2012 saw an horrendous start to the race. The wind was around a force 10 and the start line was too narrow. This caused many yachts to crash into each other. Yachts limped back into marinas missing complete masts and rigging and holes in hulls caused by “T boning” It was a miracle that no one was killed.
In 2014  it was the total opposite. 1500 boats made it to the south side of the island when the wind suddenly just died. They took five  hours from the Needles to reach St Catherine’s Point when a sea breeze kicked in. However, just as they were within sight of the line, the wind in Stokes Bay died and their final flourish was delayed by a further hour to record a finish time of 8 hours and 51 mins.

Basic Rules

Get to the start line at about 4 am, haul up as much canvas as possible and once the gun goes. sail like the clappers towards the Needles.
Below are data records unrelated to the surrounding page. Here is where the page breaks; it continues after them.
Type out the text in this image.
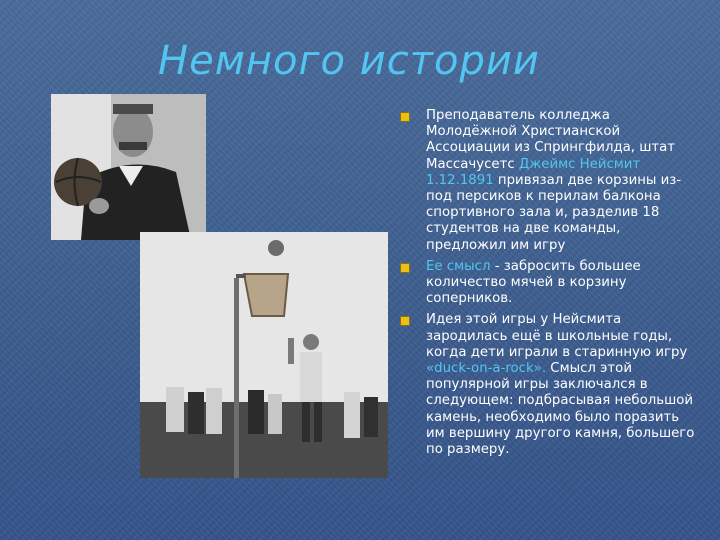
Немного истории
Преподаватель колледжа Молодёжной Христианской Ассоциации из Спрингфилда, штат Массачусетс Джеймс Нейсмит 1.12.1891 привязал две корзины из-под персиков к перилам балкона спортивного зала и, разделив 18 студентов на две команды, предложил им игру
Ее смысл - забросить большее количество мячей в корзину соперников.
Идея этой игры у Нейсмита зародилась ещё в школьные годы, когда дети играли в старинную игру «duck-on-a-rock». Смысл этой популярной игры заключался в следующем: подбрасывая небольшой камень, необходимо было поразить им вершину другого камня, большего по размеру.
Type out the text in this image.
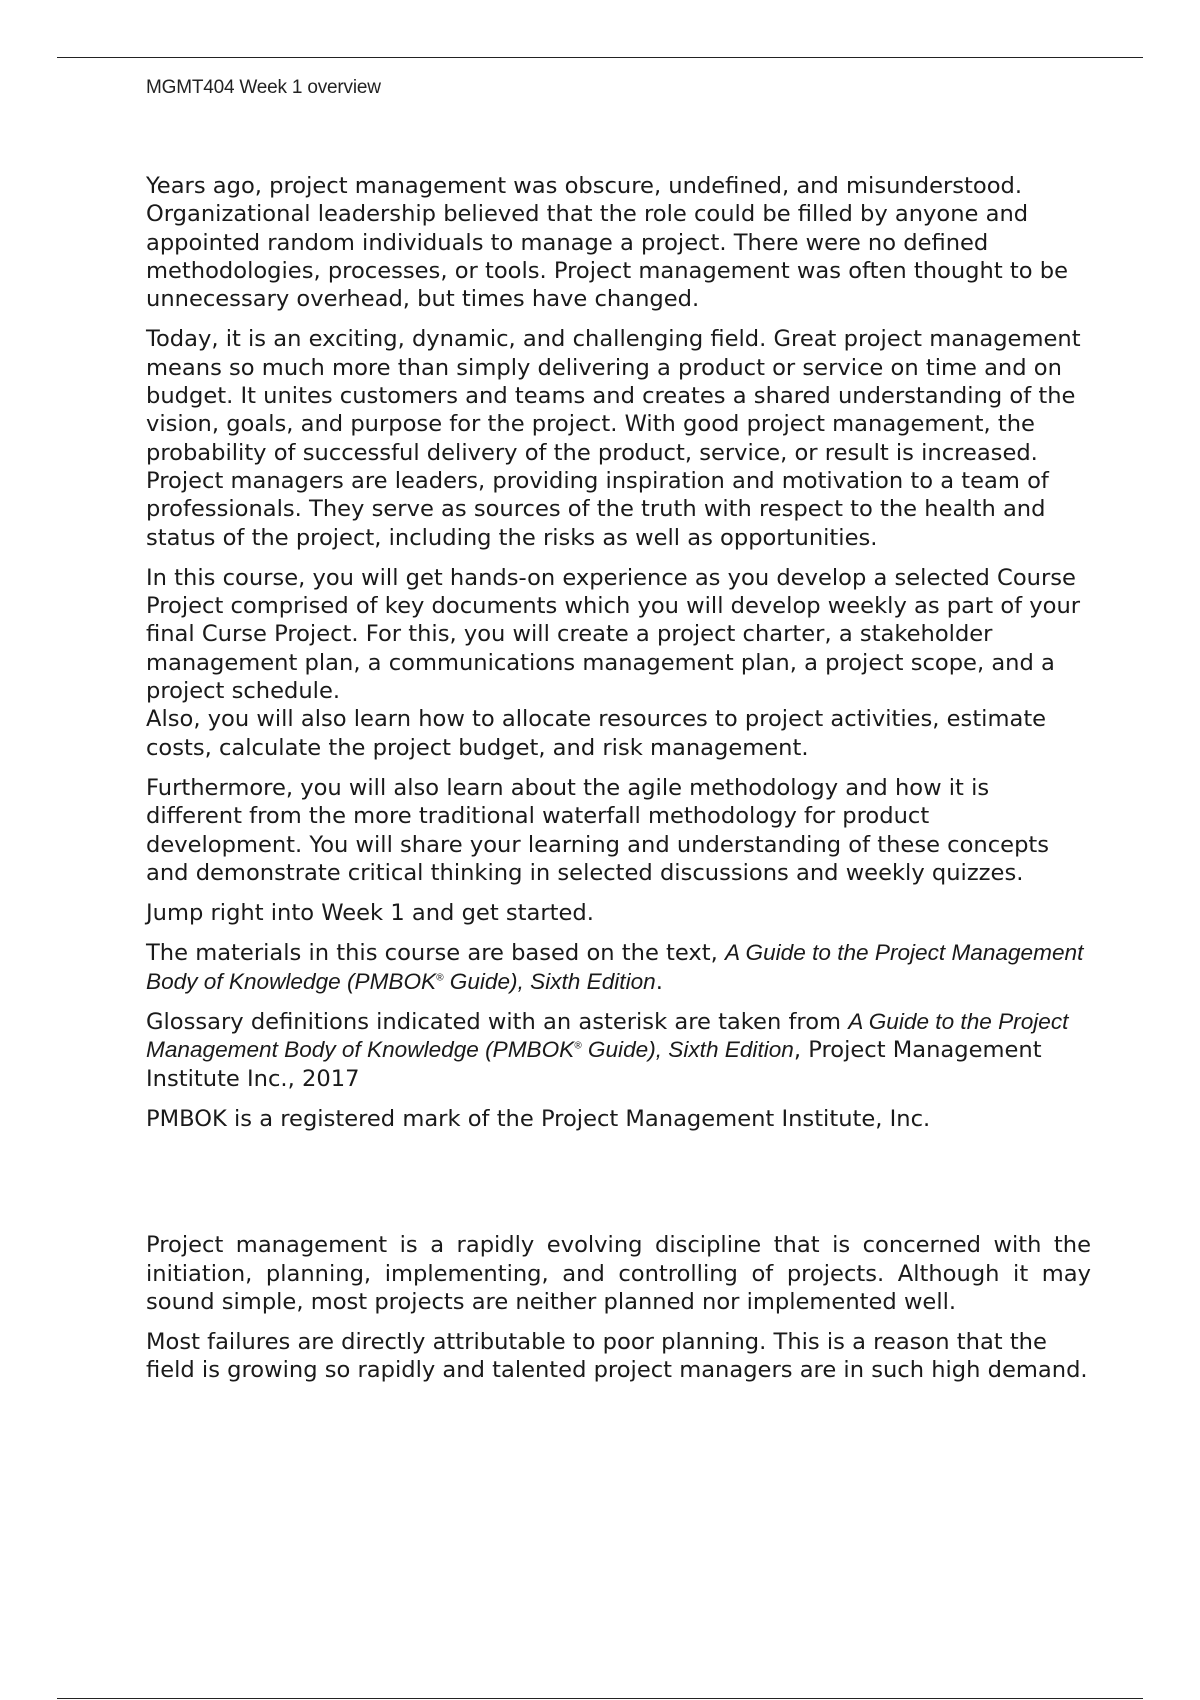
MGMT404 Week 1 overview

Years ago, project management was obscure, undefined, and misunderstood. Organizational leadership believed that the role could be filled by anyone and appointed random individuals to manage a project. There were no defined methodologies, processes, or tools. Project management was often thought to be unnecessary overhead, but times have changed.

Today, it is an exciting, dynamic, and challenging field. Great project management means so much more than simply delivering a product or service on time and on budget. It unites customers and teams and creates a shared understanding of the vision, goals, and purpose for the project. With good project management, the probability of successful delivery of the product, service, or result is increased. Project managers are leaders, providing inspiration and motivation to a team of professionals. They serve as sources of the truth with respect to the health and status of the project, including the risks as well as opportunities.

In this course, you will get hands-on experience as you develop a selected Course Project comprised of key documents which you will develop weekly as part of your final Curse Project. For this, you will create a project charter, a stakeholder management plan, a communications management plan, a project scope, and a project schedule.

Also, you will also learn how to allocate resources to project activities, estimate costs, calculate the project budget, and risk management.

Furthermore, you will also learn about the agile methodology and how it is different from the more traditional waterfall methodology for product development. You will share your learning and understanding of these concepts and demonstrate critical thinking in selected discussions and weekly quizzes.

Jump right into Week 1 and get started.

The materials in this course are based on the text, A Guide to the Project Management Body of Knowledge (PMBOK® Guide), Sixth Edition.

Glossary definitions indicated with an asterisk are taken from A Guide to the Project Management Body of Knowledge (PMBOK® Guide), Sixth Edition, Project Management Institute Inc., 2017

PMBOK is a registered mark of the Project Management Institute, Inc.

Project management is a rapidly evolving discipline that is concerned with the initiation, planning, implementing, and controlling of projects. Although it may sound simple, most projects are neither planned nor implemented well.

Most failures are directly attributable to poor planning. This is a reason that the field is growing so rapidly and talented project managers are in such high demand.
Then turn left along the south side of the island up past Bembridge and back to Cowes. Depending on the wind the professionals can do it in about 2hrs 30mins.
And that seems to be the only rule! Crashing into each other is obligatory, loosing parts of the boat is de rigueur and MOB is all par for the course. Normally it’s total chaos and utter madness.
For us  MOBOer’s left at home,  it means the following

Pre Race Friday

  • The annual ritual of watching yacht crews trying in vain to get the large self adhesive black race stickers to stick to their hull in a stiff breeze.
  • Listening to skippers briefing their crew in loud braying voices. Crew not taking any notice.
  • Being without marina WIFI. It has ground to a halt because 1600 boats are trying to download weather updates every 10 minutes.
  • Eating onboard as  there is no room in any restaurant. Crews need to fill up on pre race carbohydrates and copious amount of alcohol.

Race Saturday

  • Lots of noise at 3 am as the yotties get up to fry bacon and clamber into foulies
  • Lots of noise at 3.30am as yachts start their phut phut engines and leave for the start line
  • 4am – Silence
  • Empty marinas for most of the Saturday
  • Deserted restaurants
  • Spectator fun as the boats return mid afternoon missing bits of masts, holes in sides, torn sails and injured crew.
  • There is no point going out, the Solent is awash with yachts tacking hither and thither all over the place.
  • Its a complete waste of time to call Solent Coast Guard for a radio check. They are far too busy dealing with MOB’s and don’t even think about getting any help from the RNLI because they too are up to their gunnels dealing with sinking vessels.

Moral of this story…ditch the canvas and get a boat with 2 huge diesel guzzling engines and watch the race quietly bobbing at anchor!